Tra i nuovi giurati, entrati quest’anno a far parte degli Amici della domenica ci sono: Roberto Andò, Alessandro Baricco, Anna Bonaiuto, Giulia Caminito, Giordano Bruno Guerri, Mauro Mazza, Antonella Polimeni, Loretta Santini e Roberto Vecchioni.

Grazie alla collaborazione con il MAECI, quest’anno sono 35 gli Istituti italiani di Cultura all’estero coinvolti nella giuria. Ecco quali: Addis Abeba, Amburgo, Amsterdam, Atene, Beirut, Berlino, Bruxelles, Buenos Aires, Il Cairo, Città del Messico, La Valletta, Lione, Lisbona, Londra, Los Angeles, Madrid, Monaco, Montréal, New York, Parigi, Pechino, Praga, San Francisco, Santiago, Seoul, Shanghai, Stoccarda, Stoccolma, Strasburgo, Tirana, Tokyo, Tripoli, Tunisi, Varsavia, Vienna.

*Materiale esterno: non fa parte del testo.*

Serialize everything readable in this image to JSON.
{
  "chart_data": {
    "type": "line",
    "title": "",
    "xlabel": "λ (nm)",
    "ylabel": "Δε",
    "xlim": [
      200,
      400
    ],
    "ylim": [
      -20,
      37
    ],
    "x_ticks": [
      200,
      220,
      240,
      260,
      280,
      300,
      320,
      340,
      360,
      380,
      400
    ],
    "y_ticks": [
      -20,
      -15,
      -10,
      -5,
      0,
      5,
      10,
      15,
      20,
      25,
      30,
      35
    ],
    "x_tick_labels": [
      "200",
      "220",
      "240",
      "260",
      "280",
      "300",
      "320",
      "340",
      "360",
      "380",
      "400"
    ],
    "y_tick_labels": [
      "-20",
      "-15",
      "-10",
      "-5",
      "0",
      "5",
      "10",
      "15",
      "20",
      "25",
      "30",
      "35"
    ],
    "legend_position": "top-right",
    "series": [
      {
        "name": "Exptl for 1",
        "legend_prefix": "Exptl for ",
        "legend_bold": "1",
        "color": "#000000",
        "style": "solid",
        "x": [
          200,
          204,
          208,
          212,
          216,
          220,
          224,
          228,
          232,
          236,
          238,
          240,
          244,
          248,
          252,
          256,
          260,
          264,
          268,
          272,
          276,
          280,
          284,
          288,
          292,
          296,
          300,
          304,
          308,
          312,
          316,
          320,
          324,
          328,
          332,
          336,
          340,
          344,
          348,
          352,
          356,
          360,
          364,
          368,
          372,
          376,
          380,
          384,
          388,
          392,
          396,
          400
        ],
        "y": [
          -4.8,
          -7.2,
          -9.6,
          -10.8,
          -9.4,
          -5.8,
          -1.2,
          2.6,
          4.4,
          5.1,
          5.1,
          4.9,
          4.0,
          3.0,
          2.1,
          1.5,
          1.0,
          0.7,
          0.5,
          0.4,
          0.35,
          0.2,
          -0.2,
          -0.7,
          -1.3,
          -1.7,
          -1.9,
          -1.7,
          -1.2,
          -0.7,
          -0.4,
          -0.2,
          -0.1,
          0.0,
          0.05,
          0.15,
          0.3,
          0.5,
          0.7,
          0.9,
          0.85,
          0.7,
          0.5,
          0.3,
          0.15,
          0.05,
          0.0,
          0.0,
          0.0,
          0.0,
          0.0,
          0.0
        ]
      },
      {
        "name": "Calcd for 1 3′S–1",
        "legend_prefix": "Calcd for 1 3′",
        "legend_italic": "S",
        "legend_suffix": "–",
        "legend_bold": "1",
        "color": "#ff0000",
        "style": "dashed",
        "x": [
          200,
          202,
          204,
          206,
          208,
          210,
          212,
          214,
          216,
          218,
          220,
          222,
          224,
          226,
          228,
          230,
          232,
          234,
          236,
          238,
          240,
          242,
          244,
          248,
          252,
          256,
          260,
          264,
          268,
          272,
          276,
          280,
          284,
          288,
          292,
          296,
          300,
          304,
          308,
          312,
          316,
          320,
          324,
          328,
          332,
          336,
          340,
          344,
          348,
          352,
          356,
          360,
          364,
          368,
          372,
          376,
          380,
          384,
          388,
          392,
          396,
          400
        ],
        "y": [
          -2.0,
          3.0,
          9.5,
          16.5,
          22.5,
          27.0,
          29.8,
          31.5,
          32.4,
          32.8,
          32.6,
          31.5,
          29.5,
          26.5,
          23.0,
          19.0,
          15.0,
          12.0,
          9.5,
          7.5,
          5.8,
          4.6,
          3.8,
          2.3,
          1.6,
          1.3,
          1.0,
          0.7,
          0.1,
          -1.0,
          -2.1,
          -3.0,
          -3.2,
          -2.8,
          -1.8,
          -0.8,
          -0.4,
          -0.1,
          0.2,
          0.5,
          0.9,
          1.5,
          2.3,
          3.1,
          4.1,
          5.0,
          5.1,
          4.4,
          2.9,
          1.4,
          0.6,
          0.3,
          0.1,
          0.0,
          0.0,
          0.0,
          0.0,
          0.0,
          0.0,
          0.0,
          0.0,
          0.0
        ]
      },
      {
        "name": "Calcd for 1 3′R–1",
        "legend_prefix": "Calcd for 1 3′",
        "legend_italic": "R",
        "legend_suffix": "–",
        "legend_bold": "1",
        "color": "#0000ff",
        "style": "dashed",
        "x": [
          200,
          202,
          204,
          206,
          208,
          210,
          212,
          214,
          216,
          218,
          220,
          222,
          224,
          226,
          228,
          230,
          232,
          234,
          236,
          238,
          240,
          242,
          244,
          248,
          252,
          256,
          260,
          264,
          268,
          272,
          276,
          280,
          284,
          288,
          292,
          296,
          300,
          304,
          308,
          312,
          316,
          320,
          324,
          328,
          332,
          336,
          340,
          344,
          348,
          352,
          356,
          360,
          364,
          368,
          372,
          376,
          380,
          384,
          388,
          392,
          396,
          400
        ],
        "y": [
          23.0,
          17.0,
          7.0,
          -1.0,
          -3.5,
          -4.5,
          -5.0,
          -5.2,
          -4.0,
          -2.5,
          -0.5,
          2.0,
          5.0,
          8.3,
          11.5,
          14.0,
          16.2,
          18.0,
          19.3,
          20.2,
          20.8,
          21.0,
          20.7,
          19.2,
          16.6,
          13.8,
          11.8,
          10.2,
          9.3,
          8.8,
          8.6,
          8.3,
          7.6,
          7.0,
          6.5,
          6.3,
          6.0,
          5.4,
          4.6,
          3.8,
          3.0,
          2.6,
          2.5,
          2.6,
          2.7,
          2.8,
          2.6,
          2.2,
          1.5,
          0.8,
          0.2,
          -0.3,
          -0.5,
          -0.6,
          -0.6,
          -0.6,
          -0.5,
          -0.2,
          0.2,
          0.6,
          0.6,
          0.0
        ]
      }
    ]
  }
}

Lo Strega Tour proseguirà per la vincitrice della LXXVIII edizione toccando il 7 luglio Lonato del Garda, il 9 luglio Roma (Festival Letterature), il 21 luglio il Festival della Marina di Villasimius, il 26 luglio Vieste (Il Libro Possibile), il 3 agosto Marciana Marina, l’8 agosto Cortina d’Ampezzo (Una Montagna di Libri), per poi riprendere alla fine del mese e concludersi in autunno.

Il Premio Strega è promosso da Fondazione Maria e Goffredo Bellonci e Liquore Strega, con il sostegno di Roma Capitale, Camera di Commercio di Roma, in collaborazione con BPER Banca, media partner Rai, sponsor tecnici Feltrinelli Librerie e SYGLA, sponsor tecnici dell’evento U.A.R.A., Valverde e Tenute Silvio Nardi.